Sargent's only taste of this kind of competition came at the Masters and he can prove himself better than that.
Don't rule out a big performance from Wenyi Ding, though.
The Chinese is younger than the favourites but still holds an experience edge in tour events, where he's not only been making cuts but also showing up in the mix throughout the past nine months.
Wenyi was the halfway leader in Singapore, inside the top 25 in Saudi Arabia, Australia and Korea, and not far off in the KLM Open recently just as he was a prior International Series event on the Asian Tour.
A winner back home when just 16 and subsequently the first from China to capture the US Junior Amateur, which he did on the west coast at Bandon Dunes, he might just have a greater level of comfort than several of these together with stacks of ability.
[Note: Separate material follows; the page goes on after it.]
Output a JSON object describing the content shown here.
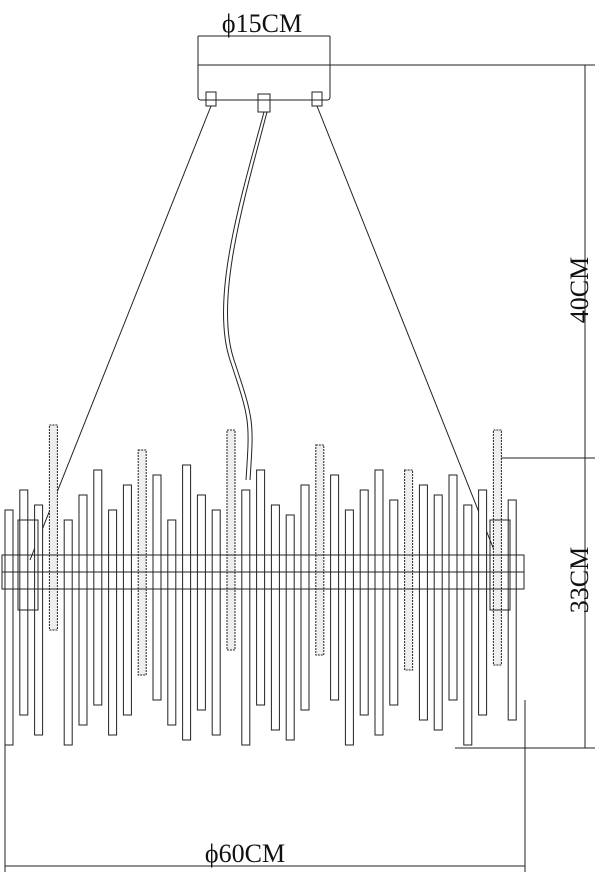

At double-figure prices, he would make a nice cover shot alongside Sargent, but with just two major firms pricing up the market so far, neither features in the staking plan.
Padraig Harrington featured towards the end of my outright preview (bravo if you got that far) and having promised to find another way to support him, I've found myself drawing up stumps despite this being the obvious market.
Harrington, who is playing well, was the top senior at the US PGA and may find this more to his liking. Once again I take the view that he can outperform Phil Mickelson, whose Masters effort stands in contrast to everything else he's done lately.
More humdrum stuff on the LIV Golf circuit suggests we shouldn't expect too much from Mickelson but whereas Harrington was upwards of 2/1 to beat him and little else at Oak Hill, the presence of Stewart Cink here throws a spanner into the works.
Cink was just behind Harrington in the Senior PGA Championship and has made his last three PGA Tour cuts, while his last win came in California. I would still lean towards the Irishman, but this looks harder to win than was the case in the PGA and at 15/8 he's the right sort of price.